On the turning away, from the pale and downtrodden. And the words they say, which we won’t understand. “Don’t accept that what’s happening, is just a case of others’ suffering, or you’ll find that you’re joining in the turning away.” It’s a sin that somehow light is changing to shadow, and casting it’s shroud over all we have known. The opening lines to Pink Floyd’s 1987 album, A Momentary Lapse of Reason seem to sum up how I am feeling after seeing the Bureau of Economic Analysis (BEA) latest GDP revision for the first quarter of 2014 – nearly a 3 percent drop.

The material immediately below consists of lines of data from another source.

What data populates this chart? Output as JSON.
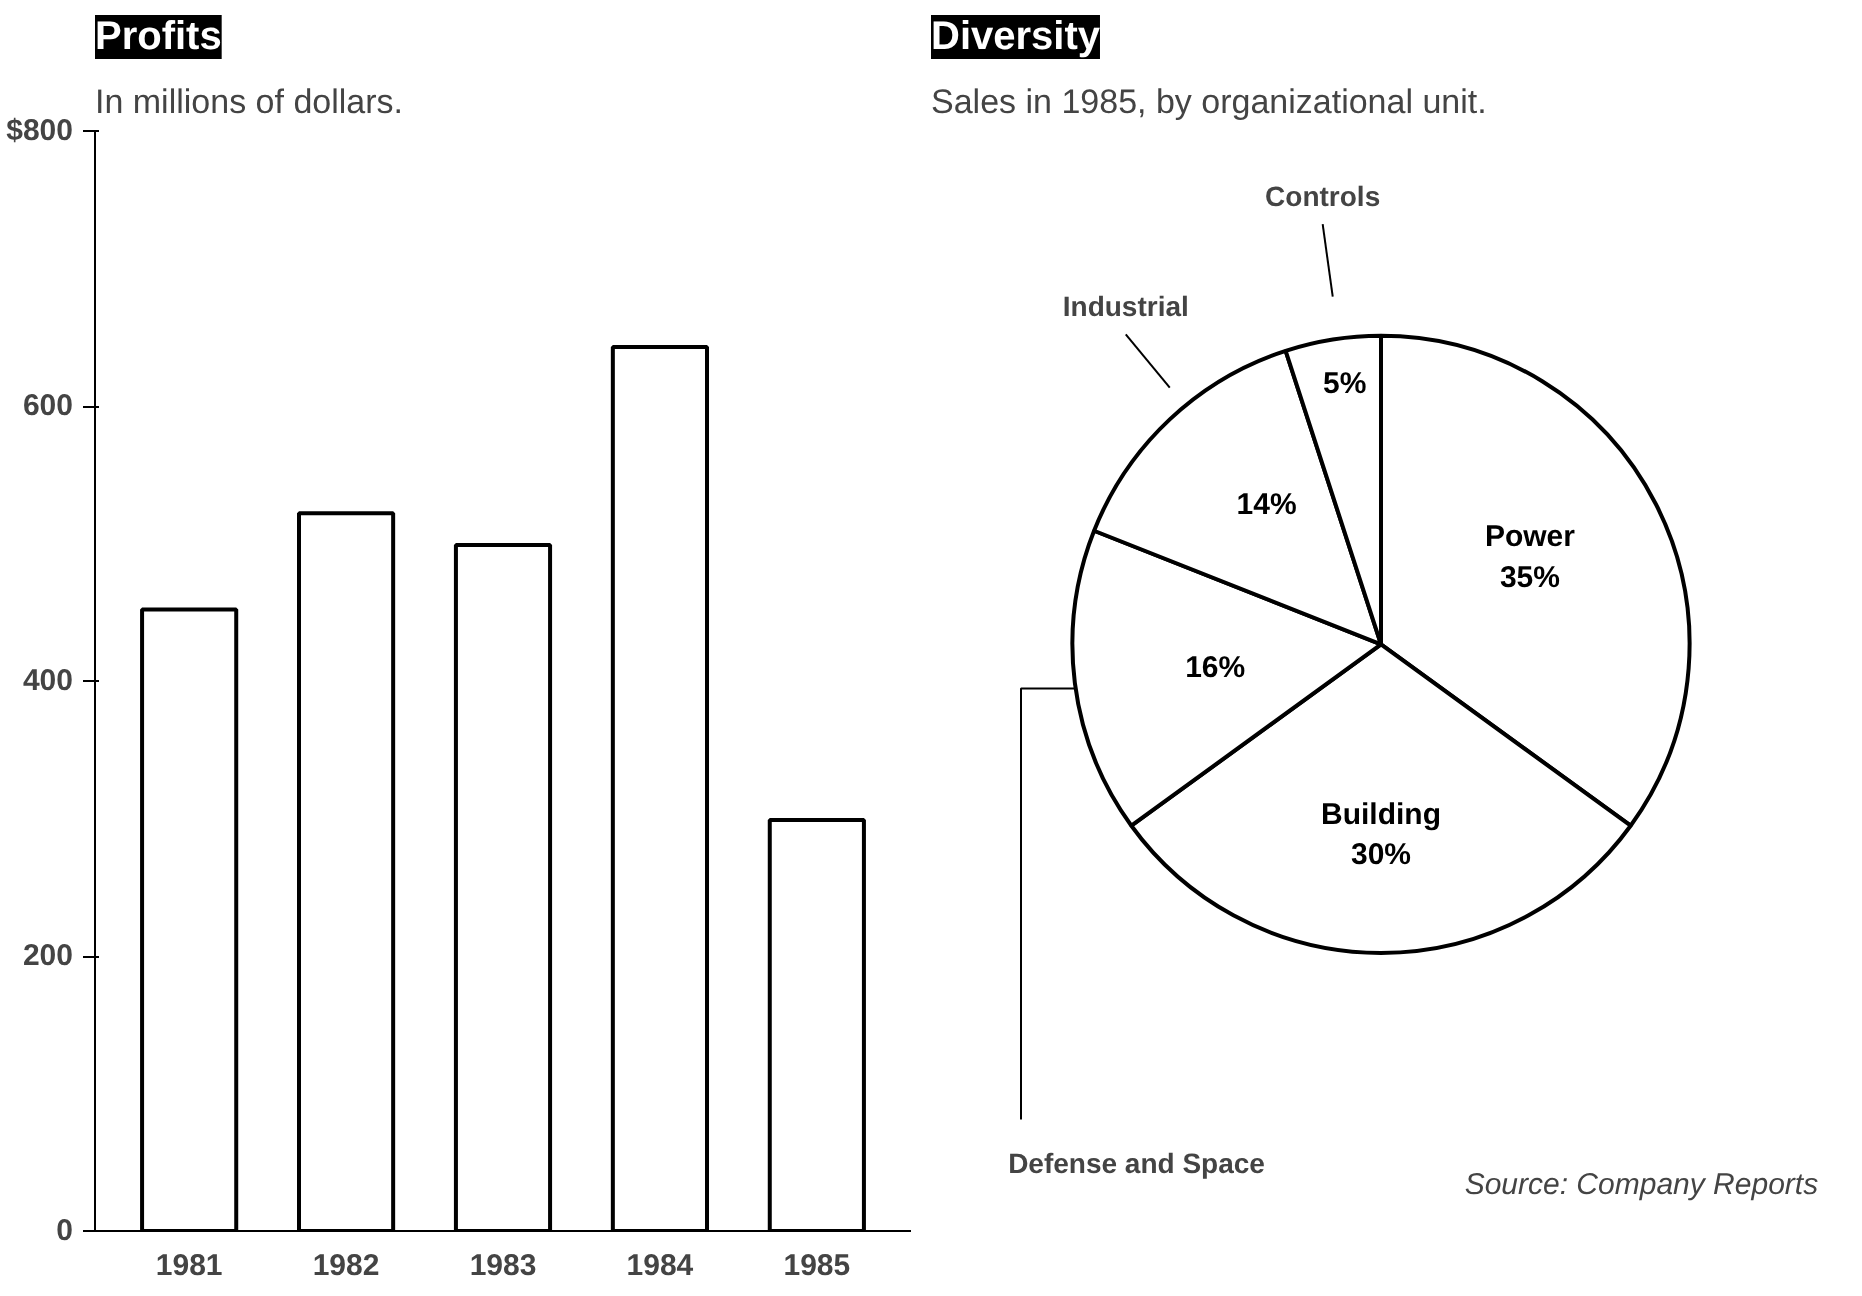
{
  "chart_data": [
    {
      "type": "bar",
      "title": "Profits",
      "subtitle": "In millions of dollars.",
      "categories": [
        "1981",
        "1982",
        "1983",
        "1984",
        "1985"
      ],
      "values": [
        452,
        522,
        499,
        643,
        299
      ],
      "color": "#ffffff",
      "ylim": [
        0,
        800
      ],
      "yticks": [
        0,
        200,
        400,
        600,
        {
          "value": 800,
          "label": "$800"
        }
      ],
      "grid": false
    },
    {
      "type": "pie",
      "title": "Diversity",
      "subtitle": "Sales in 1985, by organizational unit.",
      "categories": [
        "Power",
        "Building",
        "Defense and Space",
        "Industrial",
        "Controls"
      ],
      "values": [
        35,
        30,
        16,
        14,
        5
      ],
      "value_labels": [
        "35%",
        "30%",
        "16%",
        "14%",
        "5%"
      ],
      "colors": [
        "#ffffff",
        "#ffffff",
        "#ffffff",
        "#ffffff",
        "#ffffff"
      ],
      "annotations": [
        "Source: Company Reports"
      ]
    }
  ]
}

The revised quarterly decrease of 2.9 percent is the largest fall in GDP since the 5.4 percent decline during the first quarter of 2009 at the height of what some have labeled The Great Recession. In only 16 of the 268 quarters following World War II has GDP in the United States fallen by this much. The last time a quarterly decrease was this large (outside of the Great Recession) was during the savings and loan crisis at the beginning of 1990.
We have previously reported that the weak GDP numbers during the first quarter would have been worse had not the Affordable Care Act pushed spending for health insurance up by dramatic amounts. Interestingly, in this revision the huge growth in health care spending has disappeared.
Looking at the data in detail, in May, the BEA was suggesting that spending on health care had risen by $39.9 billion, leading to an “increase” in GDP of 1.01 percentage points. In its revised numbers, the BEA says that this change was now a reduction of $6.4 billion. This is a huge swing. While it is not possible to know if the data are reflective of people not paying for insurance through the Exchanges, or if insurance subsidies had been miscalculated, there is something significant here, at least during the first quarter.
This change alone accounts for most of the swing in GDP between the two estimates – leading to a change from -1.0 percent to -2.17. Most of the rest comes from a reduction in the estimates of export sales.
What is not shown in these top line numbers is the collapse in investment activity in the first quarter of 2014. Many pundits have interpreted this as a “weather effect,” since in spite of global warming, the average temperature in the United States in the first quarter was 34.39 degrees, about 4 percent colder than the same time during the prior year. I personally do not buy this explanation for two reasons. First, the BEA seasonally adjusts the data, meaning that it controls for bad weather in parts of the country during the first quarter. In addition, the reductions in first quarter investment are broad based, falling by 7.5 percent for non-residential buildings, 5.0 percent for residential buildings, and 3.1 percent for equipment. Not since the first quarter of 2011 has investment decreased by this sort of magnitude. Also, there were large investments in structures during the earlier part of 2013 which tailed off as the year went on. This may simply mean that the building boom (if one could call it that) is finally ending.
The past recession, like all recessions came about because business decisions sometimes happen at a slower pace than markets want. This leads to what Austrian economists call mal-investments, Keynesian economists call inventory accumulation, Schumpeter described as creative destruction and classical economists attribute to monopoly. Once a recession happens, the economy will “turn away, from the pale and downtrodden.” This time, the economy never went into a growth mode and as one of the more brilliant economists I have worked with once said – there is not much of a difference between 1 percent growth and 1 percent decline. With slow growth it is very easy to slip into negative because of bad weather, investment decisions or because people are sitting home watching the World Cup. What we need to worry about is that somehow light is changing to shadow, and casting it’s shroud over all we have known, and these first quarter numbers are just the beginning – of the next recession.